Monday, October 3, 2011

The Devil Commands (1941)



Director: Edward Dmytryk

Starring: Boris Karloff, Richard Fiske, Amanda Duff, Ann Revere, Cy Schindell, Dorothy Adams, Walter Baldwin

More info: IMDb

Tagline: This mad wizard kills at will in Satan's service!

Plot: Dr. Julian Blair is engaged in unconventional research on human brain waves when his wife is tragically killed in a freak auto accident. The grief-stricken scientist becomes obsessed with redirecting his work into making contact with the dead and is not deterred by dire warnings from his daughter, his research assistant, or his colleagues that he is delving into forbidden areas of knowledge. He moves his laboratory to an isolated New England mansion where he continues to try to reach out to his dead wife. He is aided by his mentally-challenged servant Karl and abetted by the obsessive Mrs. Walters, a phony medium, who seems to exert a sinister influence over him. When their overly curious housekeeper discovers the truth about their experiments, her death brings the local sheriff in to investigate.



My rating: 5.5/10

Will I watch it again? Nope.

Here's another one of those hour-long horror programmer B-pictures that doesn't fulfill. Karloff is fun until he meets Mrs. Walters (Revere), a so-called psychic. After that he's mush since she basically controls him as if by a spell. Their first scene together is great, though, as he attends one of her seances. After it's over Karloff explains to his friend, Karl, that it's all a hoax and proceeds to show him the evidence. THAT was cool. He was a straight forward, skeptic badass until he suddenly speculates that she may have the 'gift' after all. Whatever. That's when it lost me but it's also when the movie started to go south. That is, until the end...

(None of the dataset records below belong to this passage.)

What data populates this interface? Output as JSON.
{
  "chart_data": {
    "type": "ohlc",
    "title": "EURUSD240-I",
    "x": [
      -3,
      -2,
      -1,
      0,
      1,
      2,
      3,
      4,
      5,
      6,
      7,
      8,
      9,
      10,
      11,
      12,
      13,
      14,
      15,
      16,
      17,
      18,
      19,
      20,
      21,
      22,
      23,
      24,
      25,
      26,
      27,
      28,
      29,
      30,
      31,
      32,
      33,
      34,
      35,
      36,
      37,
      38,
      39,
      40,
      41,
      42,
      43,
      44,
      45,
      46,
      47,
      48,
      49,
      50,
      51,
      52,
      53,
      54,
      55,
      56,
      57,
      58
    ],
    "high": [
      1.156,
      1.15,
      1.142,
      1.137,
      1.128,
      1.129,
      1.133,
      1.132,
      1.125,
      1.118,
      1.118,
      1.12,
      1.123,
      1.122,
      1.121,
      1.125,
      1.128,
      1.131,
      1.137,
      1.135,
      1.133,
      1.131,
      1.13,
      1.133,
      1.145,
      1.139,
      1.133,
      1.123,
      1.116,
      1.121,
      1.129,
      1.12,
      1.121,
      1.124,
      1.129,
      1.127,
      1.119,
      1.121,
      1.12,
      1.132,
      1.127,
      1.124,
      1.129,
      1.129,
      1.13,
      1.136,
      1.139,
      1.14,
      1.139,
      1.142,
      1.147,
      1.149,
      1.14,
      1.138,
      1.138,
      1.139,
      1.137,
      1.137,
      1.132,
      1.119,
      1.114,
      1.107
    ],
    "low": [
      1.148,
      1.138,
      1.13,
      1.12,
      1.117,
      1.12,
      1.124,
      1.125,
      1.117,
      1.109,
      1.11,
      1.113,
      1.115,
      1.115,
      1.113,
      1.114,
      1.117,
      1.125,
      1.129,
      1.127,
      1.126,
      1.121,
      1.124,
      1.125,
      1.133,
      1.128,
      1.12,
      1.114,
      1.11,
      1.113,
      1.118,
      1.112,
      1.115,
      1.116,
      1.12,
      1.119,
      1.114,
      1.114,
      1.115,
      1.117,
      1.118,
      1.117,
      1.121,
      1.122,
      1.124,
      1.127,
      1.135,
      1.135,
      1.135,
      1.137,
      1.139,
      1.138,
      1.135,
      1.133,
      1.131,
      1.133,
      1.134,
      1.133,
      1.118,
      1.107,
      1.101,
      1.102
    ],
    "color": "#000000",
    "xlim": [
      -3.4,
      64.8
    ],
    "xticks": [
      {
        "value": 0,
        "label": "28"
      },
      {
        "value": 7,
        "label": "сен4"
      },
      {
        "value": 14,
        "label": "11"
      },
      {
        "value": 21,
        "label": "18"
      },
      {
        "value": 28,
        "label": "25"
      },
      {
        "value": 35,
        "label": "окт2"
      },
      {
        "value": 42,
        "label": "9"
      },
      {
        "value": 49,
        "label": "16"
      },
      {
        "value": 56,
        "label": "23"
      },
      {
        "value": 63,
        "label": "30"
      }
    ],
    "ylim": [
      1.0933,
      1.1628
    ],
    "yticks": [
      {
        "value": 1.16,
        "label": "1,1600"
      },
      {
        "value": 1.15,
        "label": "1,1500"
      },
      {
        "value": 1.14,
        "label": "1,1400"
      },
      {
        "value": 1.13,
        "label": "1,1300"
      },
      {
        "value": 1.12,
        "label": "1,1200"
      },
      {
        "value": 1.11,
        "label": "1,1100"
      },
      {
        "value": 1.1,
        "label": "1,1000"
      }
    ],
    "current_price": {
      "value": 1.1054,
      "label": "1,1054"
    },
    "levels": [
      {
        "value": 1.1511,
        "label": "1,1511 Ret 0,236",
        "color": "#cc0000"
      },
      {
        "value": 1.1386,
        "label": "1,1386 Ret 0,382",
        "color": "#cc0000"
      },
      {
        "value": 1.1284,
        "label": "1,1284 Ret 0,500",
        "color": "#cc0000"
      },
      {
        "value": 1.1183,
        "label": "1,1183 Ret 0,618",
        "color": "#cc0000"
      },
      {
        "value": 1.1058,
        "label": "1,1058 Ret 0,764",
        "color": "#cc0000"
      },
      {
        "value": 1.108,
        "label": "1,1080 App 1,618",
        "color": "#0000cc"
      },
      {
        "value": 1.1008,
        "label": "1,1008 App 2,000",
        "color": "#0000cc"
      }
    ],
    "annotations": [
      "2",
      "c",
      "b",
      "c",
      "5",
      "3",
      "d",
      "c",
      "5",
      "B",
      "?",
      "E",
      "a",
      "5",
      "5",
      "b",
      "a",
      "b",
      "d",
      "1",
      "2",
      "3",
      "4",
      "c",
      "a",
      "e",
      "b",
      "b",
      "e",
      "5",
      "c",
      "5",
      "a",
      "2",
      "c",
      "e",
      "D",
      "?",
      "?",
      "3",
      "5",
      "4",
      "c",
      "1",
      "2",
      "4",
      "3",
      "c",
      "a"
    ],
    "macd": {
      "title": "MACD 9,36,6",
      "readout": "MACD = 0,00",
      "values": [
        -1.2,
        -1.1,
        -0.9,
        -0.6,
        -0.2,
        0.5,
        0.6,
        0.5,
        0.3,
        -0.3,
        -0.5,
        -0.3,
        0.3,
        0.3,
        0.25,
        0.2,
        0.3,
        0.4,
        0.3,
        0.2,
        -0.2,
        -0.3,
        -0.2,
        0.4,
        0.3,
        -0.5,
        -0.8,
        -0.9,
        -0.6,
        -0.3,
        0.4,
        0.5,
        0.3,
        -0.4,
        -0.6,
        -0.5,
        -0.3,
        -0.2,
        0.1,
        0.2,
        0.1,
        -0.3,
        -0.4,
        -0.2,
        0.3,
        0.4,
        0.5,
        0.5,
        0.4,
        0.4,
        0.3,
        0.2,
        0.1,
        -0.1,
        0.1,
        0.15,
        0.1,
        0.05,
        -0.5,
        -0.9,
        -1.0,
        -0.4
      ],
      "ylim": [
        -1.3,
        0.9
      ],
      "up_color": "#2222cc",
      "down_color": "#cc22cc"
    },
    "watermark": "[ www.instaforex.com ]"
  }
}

The last ten minutes has the shit hitting the fan as Karloff races against time to finally test his experiment using his own daughter before the coppers show up. That was fun but getting to it was a chore. Except for the cool imagery that looks like something right out of a great matinee serial, everything else was sort of ho-hum. I'll never pass up a chance to see a Karloff movie I haven't seen but this is one that I won't need to see again.